LEWISTON — Martel Elementary School secretary Rebecca Lussier didn’t think anything unusual was happening when she was called to an assembly Monday.
She was baffled when asked to sit in a balloon-decorated chair facing the audience.
Her puzzlement turned to surprise, then joy, when boyfriend Bill Hensley emerged with a ring, got down on one knee and said, “Will you marry me?”
She said yes as 300 students cheered.
“I was surprised, shocked, shaking like crazy, and happy,” Lussier said Wednesday. She gave her fiance a grade of A-plus for executing the formal proposal.
Hensley did his homework, and had help from Principal Steve Whitfield, who it turns out, is a big romantic.
But Hensley couldn’t call Whitfield outright. Lussier, the school secretary, answers the school’s phone.
So he asked a woman from Trask Jewelers in Farmington, where he bought the ring, to make the call for him.
The woman called the principal, then put Hensley on the phone. Hensley explained that he didn’t want to impose, but he’d like to propose at school.
“When they first met, she told him she had 300 children,” Whitfield said, adding that the school’s environment is like a family, and she is loved by the students and staff.
The couple had been talking about becoming engaged. She was expecting the proposal to be soon, so it wasn’t a question of whether she’d say yes, Whitfield said. A negative answer in front of students wouldn’t be a positive experience.
An assembly was already scheduled for the end of the day Monday to call attention to students’ positive school behavior. The proposal could be added, Whitfield reasoned. It would be a positive life lesson for students.
Hensley was advised to show up at school near the end of the day. He parked his car at CVS, and was sneaked in by the kitchen staff, who knew he was coming. Anxious, he came a full hour early.
“We had to hide him in the kitchen,” Whitfield said. Because the school secretary often delivers messages around the school, “security had to be good,” Whitfield said.
At first, only a few people knew what was going to happen. During the day, a few teachers were informed.
Before the proposal, Hensley was appropriately nervous, Whitfield said with a laugh. When Hensley proposed, “the fifth- and sixth-grade girls cried. There were tears from two-thirds of the staff,” Whitfield said.
Did Whitfield cry?
“Almost,” he said.
Strings teacher Dave Boardman’s lessons were canceled that afternoon. He agreed to fiddle a love song at the engagement assembly. Kitchen staff served punch. Young students thought they witnessed a wedding. “We had to explain: ‘It was the asking,’” Whitfield said.
One first-grade teacher used the event Tuesday as a writing prompt, assigning students to write congratulation notes to the couple. “We got some academics out of it,” Whitfield said.

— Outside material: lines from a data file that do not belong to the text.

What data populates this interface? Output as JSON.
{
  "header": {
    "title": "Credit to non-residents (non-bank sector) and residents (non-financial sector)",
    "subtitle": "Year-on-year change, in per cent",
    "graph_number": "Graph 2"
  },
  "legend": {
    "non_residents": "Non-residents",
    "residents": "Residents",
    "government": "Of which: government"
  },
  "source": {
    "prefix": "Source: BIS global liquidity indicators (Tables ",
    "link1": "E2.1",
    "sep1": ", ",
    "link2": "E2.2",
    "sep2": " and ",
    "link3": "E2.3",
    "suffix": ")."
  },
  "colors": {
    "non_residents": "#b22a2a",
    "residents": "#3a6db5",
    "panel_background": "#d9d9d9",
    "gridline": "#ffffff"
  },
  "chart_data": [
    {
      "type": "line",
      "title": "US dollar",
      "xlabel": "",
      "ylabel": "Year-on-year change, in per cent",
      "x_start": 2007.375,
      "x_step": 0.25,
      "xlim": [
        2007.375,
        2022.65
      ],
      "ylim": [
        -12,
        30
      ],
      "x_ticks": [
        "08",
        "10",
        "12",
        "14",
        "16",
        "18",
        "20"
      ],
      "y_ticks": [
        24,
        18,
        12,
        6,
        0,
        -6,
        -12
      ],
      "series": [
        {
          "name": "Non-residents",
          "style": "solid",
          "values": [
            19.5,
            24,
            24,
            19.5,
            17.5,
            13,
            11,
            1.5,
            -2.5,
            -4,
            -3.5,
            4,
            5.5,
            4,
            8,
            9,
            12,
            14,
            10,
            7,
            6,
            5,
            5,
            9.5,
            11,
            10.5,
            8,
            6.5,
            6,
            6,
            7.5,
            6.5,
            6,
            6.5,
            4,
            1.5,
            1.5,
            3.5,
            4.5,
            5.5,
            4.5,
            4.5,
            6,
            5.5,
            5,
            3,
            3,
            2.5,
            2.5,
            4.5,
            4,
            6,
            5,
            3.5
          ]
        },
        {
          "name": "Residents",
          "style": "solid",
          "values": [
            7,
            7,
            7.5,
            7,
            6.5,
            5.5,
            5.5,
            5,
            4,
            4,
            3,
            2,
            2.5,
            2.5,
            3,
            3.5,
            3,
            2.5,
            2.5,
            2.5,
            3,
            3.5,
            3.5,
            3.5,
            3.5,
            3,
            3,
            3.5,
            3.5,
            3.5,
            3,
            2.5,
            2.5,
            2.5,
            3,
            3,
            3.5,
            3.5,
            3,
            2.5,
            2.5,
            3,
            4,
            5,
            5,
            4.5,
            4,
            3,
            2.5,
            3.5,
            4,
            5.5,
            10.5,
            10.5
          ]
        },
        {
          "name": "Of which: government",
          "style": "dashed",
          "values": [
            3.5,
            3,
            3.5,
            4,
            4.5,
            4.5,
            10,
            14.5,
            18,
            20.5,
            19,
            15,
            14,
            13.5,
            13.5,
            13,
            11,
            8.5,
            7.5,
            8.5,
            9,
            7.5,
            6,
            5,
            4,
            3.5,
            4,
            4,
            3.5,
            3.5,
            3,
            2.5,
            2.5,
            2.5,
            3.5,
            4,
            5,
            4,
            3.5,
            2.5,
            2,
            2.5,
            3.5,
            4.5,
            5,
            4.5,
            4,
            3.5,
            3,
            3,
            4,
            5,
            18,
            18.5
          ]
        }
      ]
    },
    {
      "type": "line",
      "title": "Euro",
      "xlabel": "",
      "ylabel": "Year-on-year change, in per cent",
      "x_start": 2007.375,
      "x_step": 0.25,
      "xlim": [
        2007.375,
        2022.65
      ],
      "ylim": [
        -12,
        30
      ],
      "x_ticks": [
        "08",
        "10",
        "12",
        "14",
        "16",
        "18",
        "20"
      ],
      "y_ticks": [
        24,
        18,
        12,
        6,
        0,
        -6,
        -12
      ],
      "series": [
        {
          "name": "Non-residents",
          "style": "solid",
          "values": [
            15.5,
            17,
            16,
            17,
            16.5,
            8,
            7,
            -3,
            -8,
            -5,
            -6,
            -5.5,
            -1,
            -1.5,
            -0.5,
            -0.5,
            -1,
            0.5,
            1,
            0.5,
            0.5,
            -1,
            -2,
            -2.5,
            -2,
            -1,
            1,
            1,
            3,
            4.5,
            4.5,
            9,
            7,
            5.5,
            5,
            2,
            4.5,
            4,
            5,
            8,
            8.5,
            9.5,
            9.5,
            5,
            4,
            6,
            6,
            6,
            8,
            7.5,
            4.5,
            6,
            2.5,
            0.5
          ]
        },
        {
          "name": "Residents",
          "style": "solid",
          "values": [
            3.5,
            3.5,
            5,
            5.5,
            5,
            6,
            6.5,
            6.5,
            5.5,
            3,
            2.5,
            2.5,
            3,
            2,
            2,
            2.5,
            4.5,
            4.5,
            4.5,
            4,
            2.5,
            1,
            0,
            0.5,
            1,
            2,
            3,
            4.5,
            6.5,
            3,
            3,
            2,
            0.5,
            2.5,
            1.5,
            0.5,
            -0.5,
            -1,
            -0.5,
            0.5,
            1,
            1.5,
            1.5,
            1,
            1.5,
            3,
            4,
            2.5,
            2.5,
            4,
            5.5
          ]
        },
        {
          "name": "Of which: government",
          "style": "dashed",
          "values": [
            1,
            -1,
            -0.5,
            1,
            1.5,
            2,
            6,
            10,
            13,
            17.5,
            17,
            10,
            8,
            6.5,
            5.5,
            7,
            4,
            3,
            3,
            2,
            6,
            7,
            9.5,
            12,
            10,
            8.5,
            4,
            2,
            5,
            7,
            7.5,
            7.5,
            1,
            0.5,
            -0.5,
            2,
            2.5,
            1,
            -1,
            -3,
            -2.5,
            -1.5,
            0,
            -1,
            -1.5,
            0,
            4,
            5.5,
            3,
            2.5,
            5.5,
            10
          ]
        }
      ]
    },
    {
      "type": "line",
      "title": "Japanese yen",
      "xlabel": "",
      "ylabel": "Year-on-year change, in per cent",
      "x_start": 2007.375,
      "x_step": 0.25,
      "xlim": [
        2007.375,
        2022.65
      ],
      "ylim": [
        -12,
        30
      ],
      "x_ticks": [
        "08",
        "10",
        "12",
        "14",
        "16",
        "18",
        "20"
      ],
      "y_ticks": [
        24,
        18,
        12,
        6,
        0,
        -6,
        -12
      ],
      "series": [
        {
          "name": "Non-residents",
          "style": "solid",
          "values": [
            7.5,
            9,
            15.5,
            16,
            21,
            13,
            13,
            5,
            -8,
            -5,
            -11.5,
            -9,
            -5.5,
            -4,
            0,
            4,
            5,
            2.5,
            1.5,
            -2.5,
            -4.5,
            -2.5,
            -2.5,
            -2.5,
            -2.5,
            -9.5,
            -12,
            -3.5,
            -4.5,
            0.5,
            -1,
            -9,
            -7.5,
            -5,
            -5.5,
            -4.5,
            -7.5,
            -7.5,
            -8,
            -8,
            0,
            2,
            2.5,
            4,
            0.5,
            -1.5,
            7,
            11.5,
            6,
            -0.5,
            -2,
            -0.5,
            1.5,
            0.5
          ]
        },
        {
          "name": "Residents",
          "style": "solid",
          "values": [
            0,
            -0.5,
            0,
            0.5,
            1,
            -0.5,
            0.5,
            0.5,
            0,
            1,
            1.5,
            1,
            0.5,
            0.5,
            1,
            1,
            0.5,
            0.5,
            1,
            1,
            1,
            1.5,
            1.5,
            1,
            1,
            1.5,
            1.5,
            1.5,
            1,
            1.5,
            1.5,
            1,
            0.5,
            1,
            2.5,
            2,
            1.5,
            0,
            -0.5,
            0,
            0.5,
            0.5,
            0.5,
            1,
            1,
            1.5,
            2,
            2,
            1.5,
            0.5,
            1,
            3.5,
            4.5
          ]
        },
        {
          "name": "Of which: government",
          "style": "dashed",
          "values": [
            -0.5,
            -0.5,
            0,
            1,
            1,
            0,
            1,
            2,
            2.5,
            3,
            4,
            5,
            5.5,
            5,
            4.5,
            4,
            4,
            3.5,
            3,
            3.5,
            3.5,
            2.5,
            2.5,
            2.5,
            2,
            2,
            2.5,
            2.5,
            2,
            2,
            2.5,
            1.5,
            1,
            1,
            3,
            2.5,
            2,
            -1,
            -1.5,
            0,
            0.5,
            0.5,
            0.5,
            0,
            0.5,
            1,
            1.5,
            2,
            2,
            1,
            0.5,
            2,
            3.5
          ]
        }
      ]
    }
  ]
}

No wedding date has been set.
Hensley, 31, works in electronics at Radio Shack in Farmington. He’s pleased that he was able to propose “to the woman I love” at her school. “It went better than planned.”
Lussier, 28, called her betrothed her best friend.
“I can count on him,” she said. “He makes me laugh. We have lots of fun.”
He said, “She’s everything I’m looking for and more.”